SEC_USER_AGENT is required by SEC EDGAR — use a real contact email or you'll be rate-limited.

CLI mode

For headless runs without an MCP client:

node build/cli.js <TICKER> "<DRUG_NAME>" "<SPONSOR_NAME>"
node build/cli.js PFE "Comirnaty" "Pfizer"
node build/cli.js MRK "Keytruda" "Merck"
node build/cli.js LLY "Mounjaro" "Eli Lilly"

The CLI prints a structured human-readable snapshot — same data the MCP tools expose.
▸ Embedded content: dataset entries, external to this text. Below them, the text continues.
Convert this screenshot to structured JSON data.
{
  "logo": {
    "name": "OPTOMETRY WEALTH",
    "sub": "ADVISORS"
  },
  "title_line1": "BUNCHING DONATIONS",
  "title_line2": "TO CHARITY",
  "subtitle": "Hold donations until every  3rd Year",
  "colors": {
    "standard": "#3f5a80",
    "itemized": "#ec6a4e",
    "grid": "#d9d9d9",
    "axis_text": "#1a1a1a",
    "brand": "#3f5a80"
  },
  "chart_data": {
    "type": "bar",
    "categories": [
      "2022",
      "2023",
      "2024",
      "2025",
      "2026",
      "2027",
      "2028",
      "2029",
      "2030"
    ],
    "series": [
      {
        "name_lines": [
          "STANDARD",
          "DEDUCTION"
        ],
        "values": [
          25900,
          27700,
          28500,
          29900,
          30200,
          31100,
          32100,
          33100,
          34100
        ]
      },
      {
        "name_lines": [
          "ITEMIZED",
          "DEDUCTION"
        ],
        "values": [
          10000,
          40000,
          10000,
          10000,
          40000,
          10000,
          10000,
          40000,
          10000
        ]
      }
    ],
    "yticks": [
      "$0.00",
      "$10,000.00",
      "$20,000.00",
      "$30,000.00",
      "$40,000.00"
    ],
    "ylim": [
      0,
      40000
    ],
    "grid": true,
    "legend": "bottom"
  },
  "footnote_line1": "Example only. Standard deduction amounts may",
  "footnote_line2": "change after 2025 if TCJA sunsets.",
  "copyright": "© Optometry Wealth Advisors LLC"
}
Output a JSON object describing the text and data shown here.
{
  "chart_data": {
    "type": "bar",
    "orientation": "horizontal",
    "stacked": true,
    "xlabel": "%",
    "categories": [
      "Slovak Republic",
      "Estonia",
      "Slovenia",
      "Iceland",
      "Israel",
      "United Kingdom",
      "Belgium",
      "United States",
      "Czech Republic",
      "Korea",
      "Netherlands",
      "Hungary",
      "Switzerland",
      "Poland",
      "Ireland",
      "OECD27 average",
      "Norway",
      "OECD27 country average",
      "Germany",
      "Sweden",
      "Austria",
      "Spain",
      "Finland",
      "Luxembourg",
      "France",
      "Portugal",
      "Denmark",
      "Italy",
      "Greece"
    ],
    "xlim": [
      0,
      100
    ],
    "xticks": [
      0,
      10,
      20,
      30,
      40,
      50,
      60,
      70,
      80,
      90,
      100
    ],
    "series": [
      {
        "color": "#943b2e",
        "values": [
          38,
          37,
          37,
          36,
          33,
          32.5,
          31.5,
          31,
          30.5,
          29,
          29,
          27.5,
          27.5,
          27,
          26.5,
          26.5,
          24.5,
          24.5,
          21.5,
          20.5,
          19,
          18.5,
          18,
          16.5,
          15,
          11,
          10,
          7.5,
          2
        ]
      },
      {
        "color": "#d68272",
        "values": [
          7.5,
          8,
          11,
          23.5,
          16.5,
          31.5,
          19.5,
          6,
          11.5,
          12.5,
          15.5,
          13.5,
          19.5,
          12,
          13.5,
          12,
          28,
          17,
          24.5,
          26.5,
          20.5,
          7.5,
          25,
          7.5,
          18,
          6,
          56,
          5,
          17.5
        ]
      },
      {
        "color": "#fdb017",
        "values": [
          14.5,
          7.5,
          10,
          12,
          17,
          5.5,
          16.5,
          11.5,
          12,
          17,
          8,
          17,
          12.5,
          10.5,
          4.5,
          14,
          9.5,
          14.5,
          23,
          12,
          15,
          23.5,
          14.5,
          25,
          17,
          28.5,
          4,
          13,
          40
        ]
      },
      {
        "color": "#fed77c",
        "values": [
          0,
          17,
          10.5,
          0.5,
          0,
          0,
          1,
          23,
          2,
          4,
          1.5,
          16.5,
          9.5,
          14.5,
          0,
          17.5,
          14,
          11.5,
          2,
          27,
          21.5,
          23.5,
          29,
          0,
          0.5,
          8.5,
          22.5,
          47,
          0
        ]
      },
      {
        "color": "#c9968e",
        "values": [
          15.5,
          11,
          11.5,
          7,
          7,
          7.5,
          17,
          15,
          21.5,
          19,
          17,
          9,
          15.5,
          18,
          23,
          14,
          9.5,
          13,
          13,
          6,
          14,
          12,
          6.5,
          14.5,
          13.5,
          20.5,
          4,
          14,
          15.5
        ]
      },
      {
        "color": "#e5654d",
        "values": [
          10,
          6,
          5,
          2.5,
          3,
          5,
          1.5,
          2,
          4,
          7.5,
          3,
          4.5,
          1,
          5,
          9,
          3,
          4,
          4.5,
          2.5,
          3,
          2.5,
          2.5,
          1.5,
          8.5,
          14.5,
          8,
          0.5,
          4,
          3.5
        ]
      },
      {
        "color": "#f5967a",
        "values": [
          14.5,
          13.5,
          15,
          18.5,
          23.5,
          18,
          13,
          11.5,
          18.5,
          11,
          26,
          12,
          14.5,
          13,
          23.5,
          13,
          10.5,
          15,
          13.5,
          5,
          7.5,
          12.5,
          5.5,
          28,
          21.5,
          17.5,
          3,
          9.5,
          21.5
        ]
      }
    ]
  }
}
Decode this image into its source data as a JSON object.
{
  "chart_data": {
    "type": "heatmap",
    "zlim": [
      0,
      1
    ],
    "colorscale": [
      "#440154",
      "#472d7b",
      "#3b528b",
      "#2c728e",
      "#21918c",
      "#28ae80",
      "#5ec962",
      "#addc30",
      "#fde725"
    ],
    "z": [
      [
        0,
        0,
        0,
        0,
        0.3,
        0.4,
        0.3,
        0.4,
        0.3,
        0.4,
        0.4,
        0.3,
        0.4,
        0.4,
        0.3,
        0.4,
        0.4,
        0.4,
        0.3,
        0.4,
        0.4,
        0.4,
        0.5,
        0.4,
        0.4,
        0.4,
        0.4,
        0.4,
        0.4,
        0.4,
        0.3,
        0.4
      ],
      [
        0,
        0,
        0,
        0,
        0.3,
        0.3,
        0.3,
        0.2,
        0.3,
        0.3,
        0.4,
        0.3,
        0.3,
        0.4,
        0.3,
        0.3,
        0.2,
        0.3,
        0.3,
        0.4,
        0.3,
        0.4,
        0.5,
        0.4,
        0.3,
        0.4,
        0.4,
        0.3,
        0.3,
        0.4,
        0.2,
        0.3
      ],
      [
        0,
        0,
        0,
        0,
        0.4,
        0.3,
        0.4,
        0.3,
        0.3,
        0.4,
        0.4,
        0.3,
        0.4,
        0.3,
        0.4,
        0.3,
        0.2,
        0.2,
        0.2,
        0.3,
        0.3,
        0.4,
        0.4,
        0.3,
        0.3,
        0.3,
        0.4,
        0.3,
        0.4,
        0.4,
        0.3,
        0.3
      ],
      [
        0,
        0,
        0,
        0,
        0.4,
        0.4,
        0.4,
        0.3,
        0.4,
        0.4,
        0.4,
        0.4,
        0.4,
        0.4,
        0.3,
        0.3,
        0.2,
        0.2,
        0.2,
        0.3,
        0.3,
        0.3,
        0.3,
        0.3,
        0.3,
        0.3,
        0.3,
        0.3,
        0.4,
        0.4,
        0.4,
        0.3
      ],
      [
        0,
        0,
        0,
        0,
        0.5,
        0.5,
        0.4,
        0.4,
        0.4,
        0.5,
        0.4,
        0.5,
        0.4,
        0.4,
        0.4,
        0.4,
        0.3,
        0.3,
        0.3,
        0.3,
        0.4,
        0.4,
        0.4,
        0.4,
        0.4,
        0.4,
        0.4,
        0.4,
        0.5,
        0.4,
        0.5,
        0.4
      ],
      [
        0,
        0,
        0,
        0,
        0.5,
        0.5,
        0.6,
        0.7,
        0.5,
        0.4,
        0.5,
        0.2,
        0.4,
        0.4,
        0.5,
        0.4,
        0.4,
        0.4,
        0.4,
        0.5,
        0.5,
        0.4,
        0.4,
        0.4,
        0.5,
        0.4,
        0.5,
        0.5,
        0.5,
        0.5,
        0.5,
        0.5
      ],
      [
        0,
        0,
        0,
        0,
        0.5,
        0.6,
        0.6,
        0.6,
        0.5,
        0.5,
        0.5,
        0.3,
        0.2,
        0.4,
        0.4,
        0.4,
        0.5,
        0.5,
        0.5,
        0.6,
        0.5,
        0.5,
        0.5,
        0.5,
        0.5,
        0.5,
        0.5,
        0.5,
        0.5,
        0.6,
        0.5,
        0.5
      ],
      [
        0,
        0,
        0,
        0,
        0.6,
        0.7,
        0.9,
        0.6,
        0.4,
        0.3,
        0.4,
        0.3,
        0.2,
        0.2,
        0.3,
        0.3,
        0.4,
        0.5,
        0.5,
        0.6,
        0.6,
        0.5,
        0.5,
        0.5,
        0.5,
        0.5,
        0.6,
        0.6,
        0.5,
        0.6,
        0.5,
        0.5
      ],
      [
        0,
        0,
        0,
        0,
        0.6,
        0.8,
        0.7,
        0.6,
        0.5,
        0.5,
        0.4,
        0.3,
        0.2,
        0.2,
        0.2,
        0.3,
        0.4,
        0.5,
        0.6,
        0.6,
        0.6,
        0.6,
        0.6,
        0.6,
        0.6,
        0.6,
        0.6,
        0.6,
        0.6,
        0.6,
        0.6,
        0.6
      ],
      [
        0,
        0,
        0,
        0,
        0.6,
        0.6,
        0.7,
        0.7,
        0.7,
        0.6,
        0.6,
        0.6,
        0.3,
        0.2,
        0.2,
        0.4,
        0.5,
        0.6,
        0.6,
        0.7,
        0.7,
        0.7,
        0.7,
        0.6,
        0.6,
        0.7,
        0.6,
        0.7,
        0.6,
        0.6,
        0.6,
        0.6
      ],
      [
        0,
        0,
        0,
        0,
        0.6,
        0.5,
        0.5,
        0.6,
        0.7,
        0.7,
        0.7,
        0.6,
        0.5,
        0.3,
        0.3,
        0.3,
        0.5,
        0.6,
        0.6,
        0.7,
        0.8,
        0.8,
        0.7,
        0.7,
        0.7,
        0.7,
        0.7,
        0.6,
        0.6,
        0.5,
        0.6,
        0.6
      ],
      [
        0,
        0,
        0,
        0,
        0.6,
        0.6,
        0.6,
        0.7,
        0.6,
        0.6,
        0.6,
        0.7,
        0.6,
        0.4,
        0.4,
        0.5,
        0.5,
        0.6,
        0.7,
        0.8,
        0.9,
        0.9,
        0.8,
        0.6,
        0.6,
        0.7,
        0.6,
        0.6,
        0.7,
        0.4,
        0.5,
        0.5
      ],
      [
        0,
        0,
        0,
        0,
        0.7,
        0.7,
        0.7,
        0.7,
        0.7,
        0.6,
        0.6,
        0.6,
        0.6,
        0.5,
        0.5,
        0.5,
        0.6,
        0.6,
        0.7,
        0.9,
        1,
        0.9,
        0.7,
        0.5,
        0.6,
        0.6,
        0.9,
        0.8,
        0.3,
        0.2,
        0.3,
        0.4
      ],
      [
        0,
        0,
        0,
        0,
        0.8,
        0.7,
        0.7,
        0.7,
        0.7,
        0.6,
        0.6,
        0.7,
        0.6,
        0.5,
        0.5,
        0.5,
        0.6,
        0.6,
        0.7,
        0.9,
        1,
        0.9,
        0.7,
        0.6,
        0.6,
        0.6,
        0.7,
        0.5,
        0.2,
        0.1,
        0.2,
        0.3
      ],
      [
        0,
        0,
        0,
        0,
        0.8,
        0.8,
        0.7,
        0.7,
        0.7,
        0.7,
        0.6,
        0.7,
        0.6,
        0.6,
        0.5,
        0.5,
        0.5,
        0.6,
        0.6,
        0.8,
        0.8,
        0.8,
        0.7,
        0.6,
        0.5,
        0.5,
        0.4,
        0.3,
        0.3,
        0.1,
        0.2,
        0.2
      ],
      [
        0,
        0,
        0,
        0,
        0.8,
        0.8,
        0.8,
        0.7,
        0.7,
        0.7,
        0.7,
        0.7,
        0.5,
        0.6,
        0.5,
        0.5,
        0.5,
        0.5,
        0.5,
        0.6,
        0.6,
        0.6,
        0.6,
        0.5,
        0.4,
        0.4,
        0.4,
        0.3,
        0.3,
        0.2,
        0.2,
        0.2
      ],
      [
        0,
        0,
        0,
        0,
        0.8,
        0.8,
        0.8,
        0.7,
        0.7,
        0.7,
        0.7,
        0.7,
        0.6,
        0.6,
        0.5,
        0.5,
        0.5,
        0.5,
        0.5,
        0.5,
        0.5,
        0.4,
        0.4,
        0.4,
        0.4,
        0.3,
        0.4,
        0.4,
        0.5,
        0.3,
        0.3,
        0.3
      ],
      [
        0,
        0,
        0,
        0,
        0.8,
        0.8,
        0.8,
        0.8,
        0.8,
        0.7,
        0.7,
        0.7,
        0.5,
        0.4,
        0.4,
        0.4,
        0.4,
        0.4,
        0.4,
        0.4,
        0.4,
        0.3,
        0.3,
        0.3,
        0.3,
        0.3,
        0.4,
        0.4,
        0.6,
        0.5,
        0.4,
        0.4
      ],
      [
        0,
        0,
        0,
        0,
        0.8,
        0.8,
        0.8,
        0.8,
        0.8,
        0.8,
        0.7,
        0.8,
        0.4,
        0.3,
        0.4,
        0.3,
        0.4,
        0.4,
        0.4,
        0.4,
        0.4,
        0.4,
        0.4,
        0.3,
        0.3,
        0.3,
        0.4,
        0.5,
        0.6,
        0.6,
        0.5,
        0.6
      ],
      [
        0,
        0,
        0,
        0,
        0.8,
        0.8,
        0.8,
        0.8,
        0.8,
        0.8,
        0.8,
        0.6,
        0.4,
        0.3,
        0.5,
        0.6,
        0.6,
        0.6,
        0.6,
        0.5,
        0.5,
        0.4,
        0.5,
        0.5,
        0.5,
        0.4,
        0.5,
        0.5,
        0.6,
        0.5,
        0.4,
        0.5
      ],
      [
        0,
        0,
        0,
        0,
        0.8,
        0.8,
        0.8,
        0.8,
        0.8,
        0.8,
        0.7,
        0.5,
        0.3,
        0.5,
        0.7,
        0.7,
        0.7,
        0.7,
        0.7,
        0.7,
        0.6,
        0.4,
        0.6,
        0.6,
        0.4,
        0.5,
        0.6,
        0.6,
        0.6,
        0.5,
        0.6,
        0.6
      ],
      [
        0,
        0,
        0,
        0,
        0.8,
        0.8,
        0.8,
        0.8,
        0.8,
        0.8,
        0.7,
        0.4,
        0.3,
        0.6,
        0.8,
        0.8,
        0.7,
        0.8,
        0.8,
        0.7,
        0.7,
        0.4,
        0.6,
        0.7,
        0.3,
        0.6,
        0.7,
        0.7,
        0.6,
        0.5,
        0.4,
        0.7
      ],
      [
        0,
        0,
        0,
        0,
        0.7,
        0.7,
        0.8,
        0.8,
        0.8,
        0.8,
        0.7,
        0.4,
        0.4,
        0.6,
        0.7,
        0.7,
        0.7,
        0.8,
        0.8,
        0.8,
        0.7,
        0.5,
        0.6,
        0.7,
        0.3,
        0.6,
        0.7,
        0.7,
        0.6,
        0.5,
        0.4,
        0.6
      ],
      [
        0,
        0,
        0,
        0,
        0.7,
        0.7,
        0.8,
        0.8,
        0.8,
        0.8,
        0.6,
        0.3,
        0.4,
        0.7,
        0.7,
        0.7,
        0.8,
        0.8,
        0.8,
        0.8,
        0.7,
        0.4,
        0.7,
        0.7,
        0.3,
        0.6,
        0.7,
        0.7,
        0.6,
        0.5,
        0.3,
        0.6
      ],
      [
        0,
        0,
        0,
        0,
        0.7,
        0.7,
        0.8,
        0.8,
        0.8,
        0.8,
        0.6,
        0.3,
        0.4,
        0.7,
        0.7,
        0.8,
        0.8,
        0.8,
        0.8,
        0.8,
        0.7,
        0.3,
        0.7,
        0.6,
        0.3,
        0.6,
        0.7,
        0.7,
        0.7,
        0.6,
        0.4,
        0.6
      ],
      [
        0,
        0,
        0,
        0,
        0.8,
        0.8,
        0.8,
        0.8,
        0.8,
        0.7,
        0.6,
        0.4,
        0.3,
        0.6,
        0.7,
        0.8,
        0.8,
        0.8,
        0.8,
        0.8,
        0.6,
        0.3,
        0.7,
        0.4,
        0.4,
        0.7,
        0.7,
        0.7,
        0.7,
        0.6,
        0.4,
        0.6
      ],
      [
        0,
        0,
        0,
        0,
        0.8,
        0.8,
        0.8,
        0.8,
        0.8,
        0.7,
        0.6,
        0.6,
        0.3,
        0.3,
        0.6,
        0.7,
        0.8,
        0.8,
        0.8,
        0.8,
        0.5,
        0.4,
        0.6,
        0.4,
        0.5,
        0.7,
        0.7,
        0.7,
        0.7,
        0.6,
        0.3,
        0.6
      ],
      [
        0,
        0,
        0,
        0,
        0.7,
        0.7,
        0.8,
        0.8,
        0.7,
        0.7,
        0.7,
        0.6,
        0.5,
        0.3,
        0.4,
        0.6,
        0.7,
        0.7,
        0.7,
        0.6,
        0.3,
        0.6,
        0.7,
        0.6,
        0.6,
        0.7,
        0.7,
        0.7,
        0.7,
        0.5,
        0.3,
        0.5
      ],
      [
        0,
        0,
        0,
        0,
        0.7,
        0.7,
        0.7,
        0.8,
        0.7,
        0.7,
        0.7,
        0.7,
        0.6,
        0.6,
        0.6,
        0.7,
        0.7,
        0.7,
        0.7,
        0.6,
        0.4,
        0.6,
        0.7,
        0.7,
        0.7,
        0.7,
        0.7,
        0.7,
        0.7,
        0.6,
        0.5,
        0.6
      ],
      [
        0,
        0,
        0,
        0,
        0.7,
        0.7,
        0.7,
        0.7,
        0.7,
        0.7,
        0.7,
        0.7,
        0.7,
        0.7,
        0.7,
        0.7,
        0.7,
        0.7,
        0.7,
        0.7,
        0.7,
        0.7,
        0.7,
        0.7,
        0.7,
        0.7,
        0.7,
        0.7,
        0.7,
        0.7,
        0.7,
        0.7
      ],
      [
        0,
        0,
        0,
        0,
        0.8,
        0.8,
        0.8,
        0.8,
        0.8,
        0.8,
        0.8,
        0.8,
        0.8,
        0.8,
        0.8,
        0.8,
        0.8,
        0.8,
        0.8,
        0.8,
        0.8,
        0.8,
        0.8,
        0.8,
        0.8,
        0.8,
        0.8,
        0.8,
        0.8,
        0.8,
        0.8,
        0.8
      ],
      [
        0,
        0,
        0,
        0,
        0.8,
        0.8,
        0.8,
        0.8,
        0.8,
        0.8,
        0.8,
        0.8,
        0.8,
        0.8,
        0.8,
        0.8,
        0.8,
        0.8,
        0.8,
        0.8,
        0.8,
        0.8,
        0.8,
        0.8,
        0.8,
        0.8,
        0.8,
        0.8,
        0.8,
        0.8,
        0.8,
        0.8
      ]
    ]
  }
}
Why search by drug name, not ticker

Biopharma research signal lives at the pipeline drug level, not the corporate level. Searching CT.gov for "Pfizer" returns hundreds of unrelated trials across every therapeutic area. Searching for Comirnaty returns the specific vaccine trials that drive regulatory outcomes. Always feed the tools the drug name (brand or generic), and use the ticker only for market data + SEC filings.

Live analysis examples

Institutional-grade biopharma research requires analyzing the world's largest pipelines. A few examples from live runs:

`audit_catalyst("LLY", "Mounjaro", "Eli Lilly")`

Verdict: CLEAN (HIGH)
Primary finding: Tried to break thesis. Strong pipeline density with 10+
                 ongoing Phase 3 trials.
Signals:
  [S-BULL] RECENT_FDA_APPROVAL — 20260315
  [A-BULL] INSIDER_BUYING — net $2.4M over 90d

`audit_catalyst("PFE", "Comirnaty", "Pfizer")`

Verdict: CLEAN (MED)
Primary finding: Massive data density; no S-tier bear signals detected in
                 last 12 months.
Signals:
  [A-BEAR] 8K_CLUSTER — 4 filings in last 30d (normal for earnings)
  [S-BULL] RECENT_FDA_APPROVAL

`audit_catalyst("MRK", "Keytruda", "Merck")`

Verdict: CLEAN (MED)
Primary finding: Approved 20260424. (1 secondary concern noted in signals)
Signals:
  [A-BEAR] AMENDED_AFTER_COMPLETION_NO_RESULTS — NCT04700072
  [S-BULL] RECENT_FDA_APPROVAL

10b5-1 plans don't exempt insider selling from the bear column — management chose to schedule those sales. Real money out the door is real money out the door.

Roadmap

[ ] CT.gov protocol diff — currently we detect late-stage amendments via the proximity heuristic (last update vs primary completion date). The CT.gov v2 API does not expose what changed in an amendment. To detect specific endpoint changes (the canonical goalpost move), we'd need to scrape the public version-history web UI or wait for an API update.
[ ] FDA AdComm forward calendar — currently we surface FDA submission history. A forward calendar of advisory committee meetings would let users plan around binary regulatory events.
[ ] Polygon / Tradier connector — Yahoo's options data is incomplete on illiquid small-cap biotech. A paid market-data option for power users.
[ ] Sponsor-class weighting — currently the aggregator filters trials to those sponsored by the queried company. Industry-academic partnerships and NIH-sponsored trials are excluded. Could weight rather than filter.
[ ] 10-K MD&A scan — extract the "Risk Factors" section and look for management-disclosed risks beyond the Going Concern check.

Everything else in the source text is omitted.